Politologue et écrivaine franco-américaine, militante altermondialiste, présidente d’honneur d’ATTAC, Susan George analyse l'ordre d'importance de ce qui dirige le monde pour proposer les moyens de le renverser, afin de remettre la planète au premier plan.
Faire de la Planète le premier cercle
En 2010 je publiais un livre intitulé Leurs Crises, Nos Solutions où je voulais décrire le monde tel qu’il est et tel qu’il devrait être : rien que ça.

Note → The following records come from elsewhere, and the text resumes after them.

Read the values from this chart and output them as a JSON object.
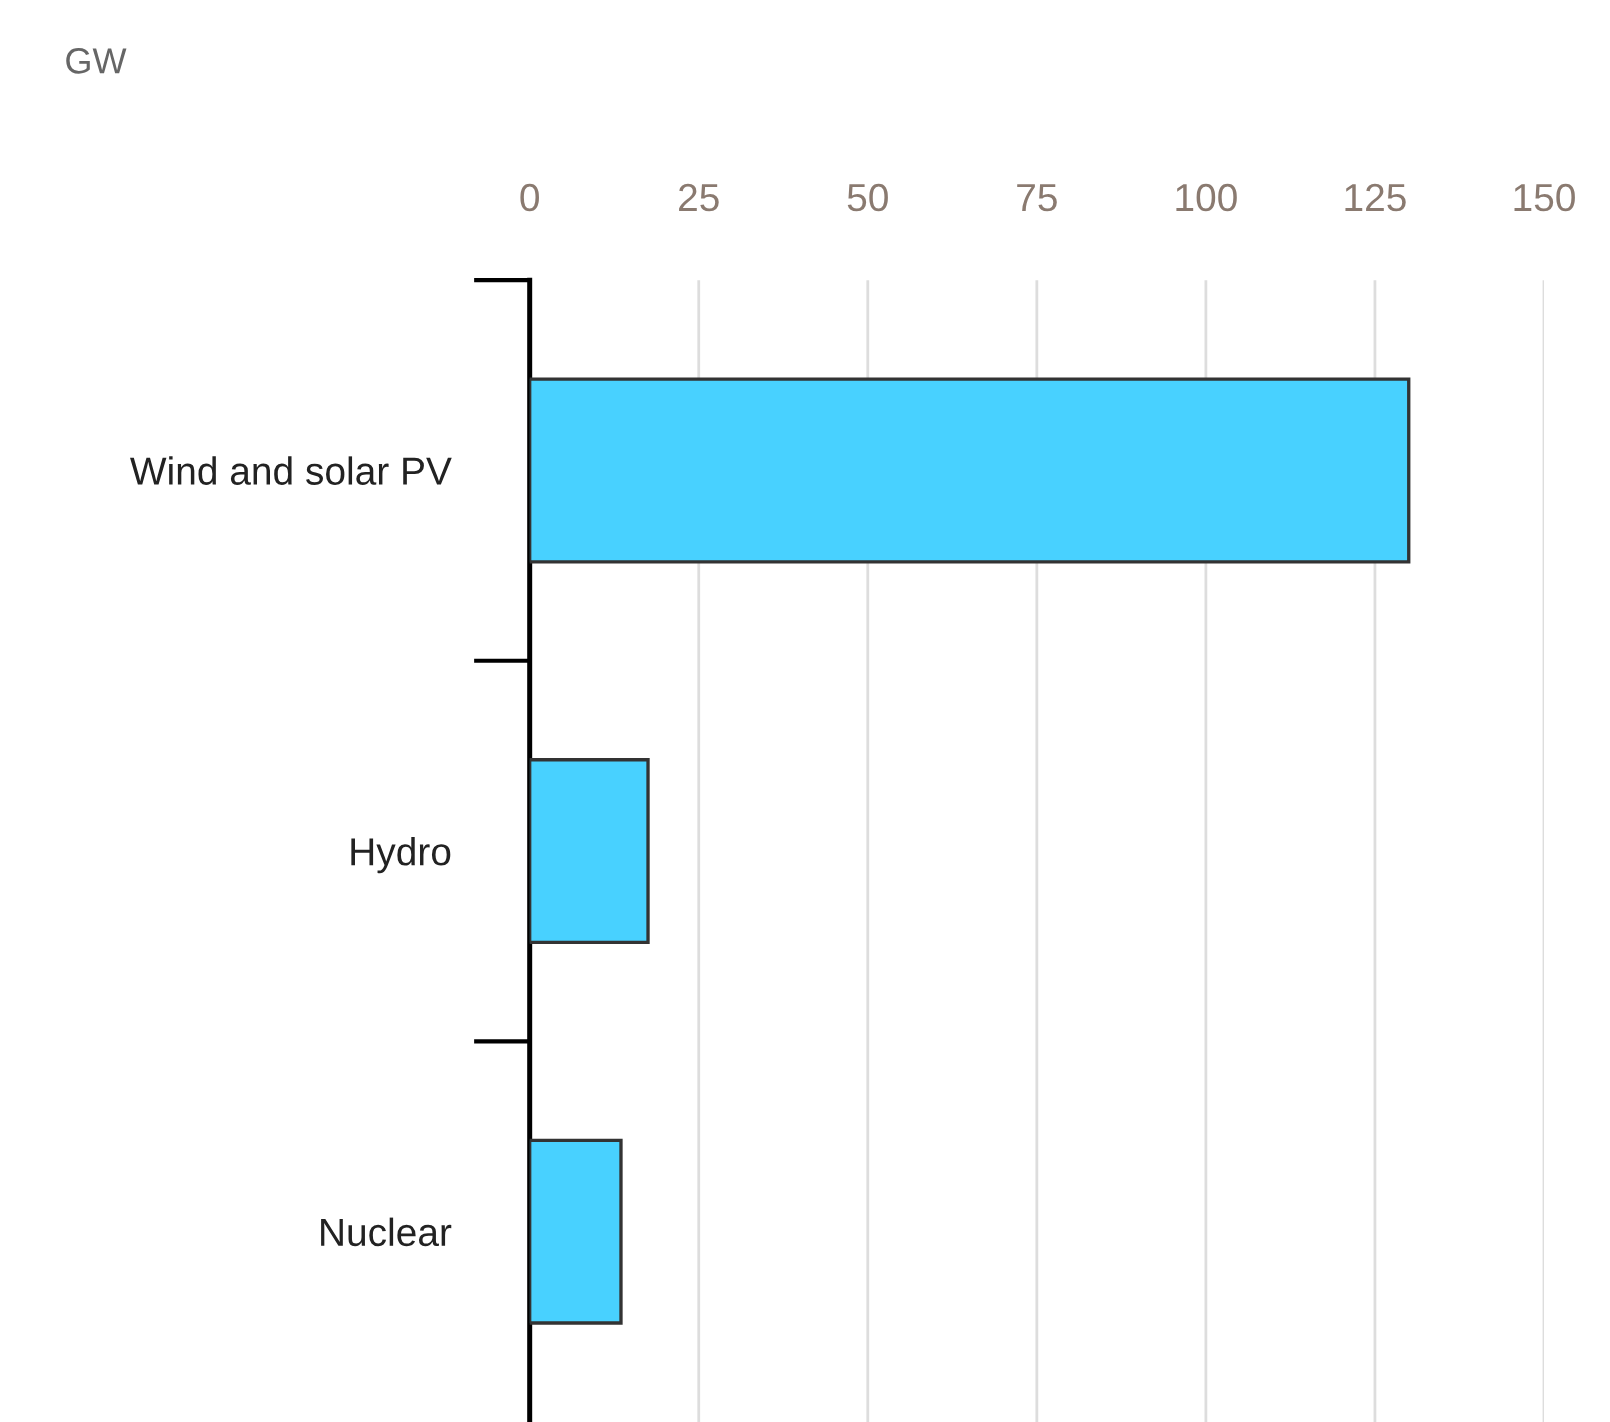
{
  "chart_data": {
    "type": "bar",
    "orientation": "horizontal",
    "title": "GW",
    "categories": [
      "Wind and solar PV",
      "Hydro",
      "Nuclear"
    ],
    "values": [
      130,
      17.5,
      13.5
    ],
    "color": "#48d1ff",
    "xlim": [
      0,
      150
    ],
    "xticks": [
      0,
      25,
      50,
      75,
      100,
      125,
      150
    ],
    "grid": "x"
  }
}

Pour résumer le monde tel qu’il est, j’ai eu recours à quatre cercles concentriques qui expliquent et décrivent les priorités et les valeurs de ceux qui mènent le monde actuellement. Par ordre d’importance ces priorités et ces valeurs peuvent être visualisées par des cercles. Imaginez que le plus grand cercle, celui à l’extérieur, qui englobe tous les autres, s’appelle la Finance. Il domine et détermine un autre monde : le Profit. Le profit est le but de toutes les activités économiques et il commande d’abord le second cercle, à l’intérieur du premier que l’on appelle l’Économie. L’économie est dominée par la finance, autrement dit par le profit, ne laissant pas de place pour le don et à peine pour les services publics comme l’éducation, la santé, les transports en commun -services que les plus puissants maîtres du monde cherchent à réduire à leur plus faible expression. Ensemble, la finance et l’économie entourent et contraignent le troisième cercle qui est la Société. Les membres des différentes sociétés, les citoyens, disposent de moins en moins de choix sur leur manière de vivre. Enfin, le quatrième, le plus petit et dernier cercle -le moins important de tous dans le monde actuel -s’appelle la Planète. Ces quatre cercles décrivent les priorités et les valeurs à présent de ceux qui mènent le monde.
Renverser le monde
Si nous voulons continuer à vivre dans des conditions décentes, notre objectif et notre devoir n’est rien moins que de renverser l’ordre de ces cercles et de les mettre à l’envers. Le plus important est sans conteste la Planète. Nous ne pouvons vivre sans elle ; elle serait sans doute bien mieux sans nous.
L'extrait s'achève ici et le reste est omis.